La solitudine dell'artista oggi, a Piacenza e non solo, viene messa in luce dal pittore Alfredo Casali, esponente di un'altra generazione di artisti. Casali parla di una difficoltà di comunicazione, di un disagio di collocazione dell'artista dovuto anche al diradarsi degli spazi espositivi e dei critici,. A Piacenza si è verificato un black - out dopo l'esperienza della Scuola, dell'Associazione degli artisti, che era fatta per lavorare insieme, quindi isolamento dell'artista anche dagli altri artisti.
L'artista piacentino, dunque, sta vivendo un momento di difficoltà: "Ci sono problemi di comunicazione - ha constatato Casali - sia tra gli artisti, sia fra l'artista e il pubblico, a causa della mancanza di mediatori. I linguaggi si evolvono, sempre più eterogenei, le mode passano alla svelta: l'artista piacentino è sempre più solo". Solitudine forzata? Secondo Armodio e Gazzola, si tratta di un problema insito nella natura stessa dell'artista: "Qui a Piacenza c'è stato un tentativo di associazione da parte degli artisti; un tentativo dovuto al fatto che, anche in passato, per un motivo o per l'altro ben pochi sono stati coloro che li hanno tenuti in considerazione o si sono rivolti a loro in merito a questioni che toccavano la vita culturale della città. Associandosi gli artisti volevano far sentire la loro voce, la loro presenza. Fallito quel tentativo, ognuno di noi ha seguito la propria strada".
Un dibattito senza scosse, nostalgici ricordi e pareri pacati finché a prendere la parola è stato un, fino a quel momento silenziosissimo, Luigi Baggi.

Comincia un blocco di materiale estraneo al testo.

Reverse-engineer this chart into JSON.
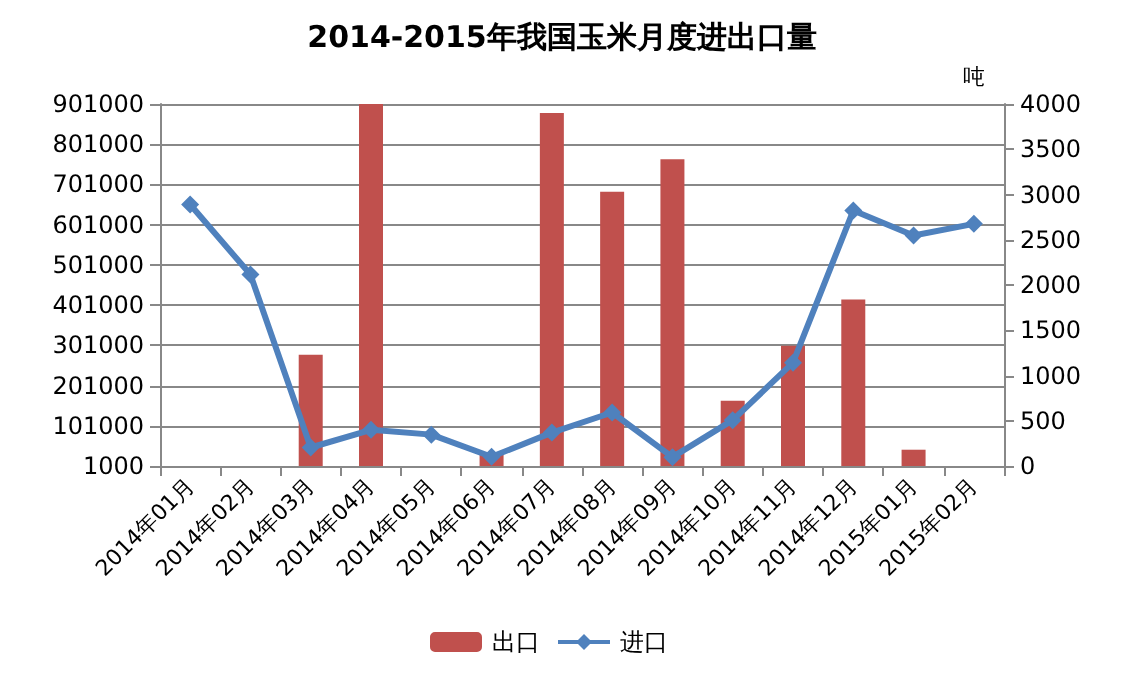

"Ho sempre sognato di dire, un giorno, qualcosa di importante. Questo tavolo, stasera, non sta dicendo nulla. Perotti ha affermato che l'arte, con la cultura, c'entra poco: siamo qui a disquisire di ricordi, e non diciamo nulla; c'è qualcuno che ha parlato in modo approfondito della scuola piacentina? No, solo ricordi. Se la cultura non serve all'arte noi artisti non dobbiamo permetterci di stare qui a raccontare storie al pubblico: il nulla che si sta dicendo qui è indicativo del vuoto in cui viviamo".
Sentendosi direttamente chiamato in causa, Perotti ha prontamente replicato esponendo il suo punto di vista in merito al significato dell'arte: "Ribadisco: non è la cultura a produrre l'opera d'arte. E' da un miracolo che nasce la vera opera d'arte; è magia, è qualcosa di indefinito che sa colpire e toccare in profondità le corde dell'animo umano. Arte è avere qualcosa di bello dentro, ed essere in grado di esprimerlo".
Da questo piccolo scontro tra poetiche, Fugazza ha colto l'opportunità di sottolineare come, al giorno d'oggi, uno dei problemi più urgenti per l'artista sia costituito dall'estrema eterogeneità dei linguaggi: "In passato il pubblico per così dire "medio" apprezzava e capiva il tipo di arte apprezzata dagli intellettuali, che fungevano da guida. Oggi il pubblico medio si trova in gran confusione: alcuni artisti valorizzano l'oggetto, altri lo dissolvono; alcuni parlano di arte - miracolo, altri di arte - produzione".
Secondo Perotti, la grande varietà di linguaggi è un'arma a doppio taglio: "Il fatto di non essere più legati, per essere apprezzati, ad un'estetica precisa, è una grande conquista: ognuno è libero di arrivare a creare arte seguendo la propria strada. D'altro canto non avere canoni estetici precisi cui far riferimento, conduce talvolta l'artista a rinchiudersi in un suo piccolo mondo: fatto, di per sè, limitante".
Domande dal pubblico? Soltanto una. Poi, tutti a casa.